Answer
See solution
Work Step by Step
We will verify that outside factors on the right side of (7) are invertible.
Note that:
$\left[\begin{array}{ll}I & 0 \\ X & I\end{array}\right] \cdot\left[\begin{array}{cc}I & 0 \\ -X & I\end{array}\right]=\left[\begin{array}{ll}I & 0 \\ 0 & I\end{array}\right]$
$\left[\begin{array}{cc}I & Y \\ 0 & I\end{array}\right] \cdot\left[\begin{array}{cc}I & -Y \\ 0 & I\end{array}\right]=\left[\begin{array}{ll}I & 0 \\ 0 & I\end{array}\right]$
So, both $\left[\begin{array}{ll}I & 0 \\ X & I\end{array}\right]$ and $\left[\begin{array}{ll}I & Y \\ 0 & I\end{array}\right]$ are invertible.

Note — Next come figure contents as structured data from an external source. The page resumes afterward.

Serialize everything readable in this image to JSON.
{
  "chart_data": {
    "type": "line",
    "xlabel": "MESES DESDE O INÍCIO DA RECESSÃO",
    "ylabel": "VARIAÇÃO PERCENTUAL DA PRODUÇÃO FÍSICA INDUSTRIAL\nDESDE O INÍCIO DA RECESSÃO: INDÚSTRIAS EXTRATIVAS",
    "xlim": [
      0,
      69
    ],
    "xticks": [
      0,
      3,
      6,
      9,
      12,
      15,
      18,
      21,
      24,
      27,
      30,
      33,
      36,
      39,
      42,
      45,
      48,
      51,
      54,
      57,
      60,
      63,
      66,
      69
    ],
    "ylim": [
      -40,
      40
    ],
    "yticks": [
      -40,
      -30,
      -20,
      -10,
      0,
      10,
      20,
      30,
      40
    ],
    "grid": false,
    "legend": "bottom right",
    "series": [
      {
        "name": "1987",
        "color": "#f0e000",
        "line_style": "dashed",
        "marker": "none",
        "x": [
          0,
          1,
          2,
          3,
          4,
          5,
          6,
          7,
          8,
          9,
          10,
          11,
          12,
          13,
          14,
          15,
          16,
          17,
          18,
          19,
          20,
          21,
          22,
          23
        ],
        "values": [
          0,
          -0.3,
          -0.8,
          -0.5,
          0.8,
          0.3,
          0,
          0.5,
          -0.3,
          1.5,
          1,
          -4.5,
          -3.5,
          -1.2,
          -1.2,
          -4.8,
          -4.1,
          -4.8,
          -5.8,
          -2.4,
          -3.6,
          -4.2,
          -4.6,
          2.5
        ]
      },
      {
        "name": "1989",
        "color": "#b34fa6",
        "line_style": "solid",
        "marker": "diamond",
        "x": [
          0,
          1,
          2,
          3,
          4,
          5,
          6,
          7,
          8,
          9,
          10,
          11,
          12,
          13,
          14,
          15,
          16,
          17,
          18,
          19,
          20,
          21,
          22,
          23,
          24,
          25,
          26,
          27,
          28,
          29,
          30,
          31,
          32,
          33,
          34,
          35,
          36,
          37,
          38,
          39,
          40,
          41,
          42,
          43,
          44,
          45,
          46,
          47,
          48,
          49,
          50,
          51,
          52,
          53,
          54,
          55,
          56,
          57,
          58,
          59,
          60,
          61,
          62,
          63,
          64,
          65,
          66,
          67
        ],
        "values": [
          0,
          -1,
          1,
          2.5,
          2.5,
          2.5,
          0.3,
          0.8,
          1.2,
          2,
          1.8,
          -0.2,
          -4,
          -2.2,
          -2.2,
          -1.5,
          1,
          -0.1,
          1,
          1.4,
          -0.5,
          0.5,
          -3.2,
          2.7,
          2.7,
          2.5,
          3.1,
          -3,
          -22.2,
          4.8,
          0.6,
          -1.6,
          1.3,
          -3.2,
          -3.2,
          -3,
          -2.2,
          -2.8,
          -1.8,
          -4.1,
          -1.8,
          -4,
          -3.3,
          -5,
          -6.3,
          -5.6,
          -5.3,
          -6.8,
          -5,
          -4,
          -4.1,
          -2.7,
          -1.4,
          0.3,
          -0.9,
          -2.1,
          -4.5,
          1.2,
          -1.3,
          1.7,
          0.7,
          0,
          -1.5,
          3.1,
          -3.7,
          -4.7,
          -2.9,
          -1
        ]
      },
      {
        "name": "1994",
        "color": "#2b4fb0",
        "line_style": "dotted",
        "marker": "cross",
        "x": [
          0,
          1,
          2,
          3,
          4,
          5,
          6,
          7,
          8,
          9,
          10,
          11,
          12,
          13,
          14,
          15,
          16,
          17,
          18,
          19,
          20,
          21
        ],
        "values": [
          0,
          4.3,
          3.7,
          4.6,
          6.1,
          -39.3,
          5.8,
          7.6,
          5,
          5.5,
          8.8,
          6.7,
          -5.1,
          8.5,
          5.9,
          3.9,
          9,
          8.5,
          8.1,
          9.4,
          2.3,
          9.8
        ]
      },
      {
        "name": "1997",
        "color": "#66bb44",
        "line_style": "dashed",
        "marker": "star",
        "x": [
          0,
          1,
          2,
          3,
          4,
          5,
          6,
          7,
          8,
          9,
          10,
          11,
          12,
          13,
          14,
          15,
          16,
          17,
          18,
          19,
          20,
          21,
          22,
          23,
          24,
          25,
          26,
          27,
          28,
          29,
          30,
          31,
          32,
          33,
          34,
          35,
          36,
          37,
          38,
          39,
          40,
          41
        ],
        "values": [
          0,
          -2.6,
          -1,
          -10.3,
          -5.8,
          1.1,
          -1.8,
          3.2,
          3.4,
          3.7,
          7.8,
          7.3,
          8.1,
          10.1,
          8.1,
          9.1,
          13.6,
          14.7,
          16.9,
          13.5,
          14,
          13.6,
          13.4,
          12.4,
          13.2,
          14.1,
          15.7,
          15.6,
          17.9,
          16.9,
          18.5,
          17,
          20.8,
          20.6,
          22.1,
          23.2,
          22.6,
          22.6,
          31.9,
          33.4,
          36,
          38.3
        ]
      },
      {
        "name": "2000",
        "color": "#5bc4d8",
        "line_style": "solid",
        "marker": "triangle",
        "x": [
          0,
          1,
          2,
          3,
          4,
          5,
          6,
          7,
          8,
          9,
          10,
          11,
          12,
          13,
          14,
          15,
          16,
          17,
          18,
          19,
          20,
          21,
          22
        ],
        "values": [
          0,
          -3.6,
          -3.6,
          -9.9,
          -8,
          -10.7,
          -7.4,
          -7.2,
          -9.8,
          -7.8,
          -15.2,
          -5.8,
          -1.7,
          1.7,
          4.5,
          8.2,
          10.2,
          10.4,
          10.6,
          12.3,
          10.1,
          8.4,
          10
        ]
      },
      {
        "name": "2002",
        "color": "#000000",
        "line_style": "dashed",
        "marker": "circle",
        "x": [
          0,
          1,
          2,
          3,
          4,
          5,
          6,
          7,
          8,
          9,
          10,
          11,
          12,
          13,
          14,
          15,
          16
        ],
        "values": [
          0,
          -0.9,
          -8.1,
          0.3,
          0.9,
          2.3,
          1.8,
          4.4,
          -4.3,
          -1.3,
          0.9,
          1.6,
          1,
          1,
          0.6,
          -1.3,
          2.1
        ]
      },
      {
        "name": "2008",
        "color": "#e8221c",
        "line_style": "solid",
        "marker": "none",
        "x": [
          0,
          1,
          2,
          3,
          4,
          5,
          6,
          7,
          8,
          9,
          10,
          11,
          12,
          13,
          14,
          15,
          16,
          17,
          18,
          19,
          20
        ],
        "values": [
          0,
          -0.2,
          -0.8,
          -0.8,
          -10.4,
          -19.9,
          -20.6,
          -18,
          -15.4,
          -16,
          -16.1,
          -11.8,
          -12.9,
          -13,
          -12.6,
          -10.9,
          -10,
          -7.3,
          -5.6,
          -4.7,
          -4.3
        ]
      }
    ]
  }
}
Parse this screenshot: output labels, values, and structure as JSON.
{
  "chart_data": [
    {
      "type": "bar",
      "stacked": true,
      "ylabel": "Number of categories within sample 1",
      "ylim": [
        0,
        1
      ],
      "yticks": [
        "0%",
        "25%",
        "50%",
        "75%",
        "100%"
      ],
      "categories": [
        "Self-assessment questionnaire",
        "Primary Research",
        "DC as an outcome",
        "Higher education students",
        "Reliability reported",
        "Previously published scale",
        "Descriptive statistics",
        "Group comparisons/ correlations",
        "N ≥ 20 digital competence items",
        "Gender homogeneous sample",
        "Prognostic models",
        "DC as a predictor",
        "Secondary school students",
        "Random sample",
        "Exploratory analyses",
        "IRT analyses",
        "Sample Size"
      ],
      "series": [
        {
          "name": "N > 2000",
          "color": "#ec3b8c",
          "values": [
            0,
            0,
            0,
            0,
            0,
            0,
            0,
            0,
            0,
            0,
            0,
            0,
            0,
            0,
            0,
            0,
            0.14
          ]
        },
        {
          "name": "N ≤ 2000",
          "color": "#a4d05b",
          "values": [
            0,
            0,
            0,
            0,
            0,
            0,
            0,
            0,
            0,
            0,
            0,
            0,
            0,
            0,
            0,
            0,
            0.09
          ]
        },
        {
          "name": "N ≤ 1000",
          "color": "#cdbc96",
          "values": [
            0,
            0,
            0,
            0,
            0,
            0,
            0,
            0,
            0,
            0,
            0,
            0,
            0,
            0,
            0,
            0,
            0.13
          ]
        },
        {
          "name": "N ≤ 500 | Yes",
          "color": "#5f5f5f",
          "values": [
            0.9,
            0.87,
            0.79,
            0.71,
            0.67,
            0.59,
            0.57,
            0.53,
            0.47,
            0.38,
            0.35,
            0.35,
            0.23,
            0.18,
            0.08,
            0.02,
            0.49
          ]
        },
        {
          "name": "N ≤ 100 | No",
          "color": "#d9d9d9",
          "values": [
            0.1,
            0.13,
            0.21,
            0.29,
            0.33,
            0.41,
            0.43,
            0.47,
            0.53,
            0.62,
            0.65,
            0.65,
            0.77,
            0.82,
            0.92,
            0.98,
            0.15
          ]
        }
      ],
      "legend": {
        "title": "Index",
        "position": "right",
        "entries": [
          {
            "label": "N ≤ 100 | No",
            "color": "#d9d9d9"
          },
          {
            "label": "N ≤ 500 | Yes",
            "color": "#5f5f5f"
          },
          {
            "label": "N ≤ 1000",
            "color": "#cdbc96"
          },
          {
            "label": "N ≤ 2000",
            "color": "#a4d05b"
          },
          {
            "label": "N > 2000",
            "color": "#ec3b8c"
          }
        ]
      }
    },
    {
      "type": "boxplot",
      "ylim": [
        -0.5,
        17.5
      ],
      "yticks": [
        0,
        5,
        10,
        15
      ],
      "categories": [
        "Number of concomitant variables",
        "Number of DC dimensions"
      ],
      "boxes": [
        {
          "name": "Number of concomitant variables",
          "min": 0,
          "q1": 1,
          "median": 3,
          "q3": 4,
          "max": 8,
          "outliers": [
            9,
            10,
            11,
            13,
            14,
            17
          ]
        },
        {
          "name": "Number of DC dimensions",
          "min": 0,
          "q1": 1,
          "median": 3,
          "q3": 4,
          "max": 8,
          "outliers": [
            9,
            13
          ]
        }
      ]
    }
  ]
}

We can multiply equation (7) from left with $\left[\begin{array}{ll}I & 0 \\ X & I\end{array}\right]^{-1}$ and from right with $\left[\begin{array}{ll}I & Y \\ 0 & I\end{array}\right]^{-1}$ to obtain
$\left[\begin{array}{cc}A_{11} & 0 \\ 0 & S\end{array}\right]=\left[\begin{array}{cc}I & 0 \\ X & I\end{array}\right]^{-1} \cdot A \cdot\left[\begin{array}{cc}I & Y \\ 0 & I\end{array}\right]^{-1}$
From Theorem 6 it follows that $\left[\begin{array}{cc}A_{11} & 0 \\ 0 & S\end{array}\right]$ is invertible as product of invertible matrices $(A$ is given as invertible matrix
By exercise $13,$ we know that $S$ is invertible.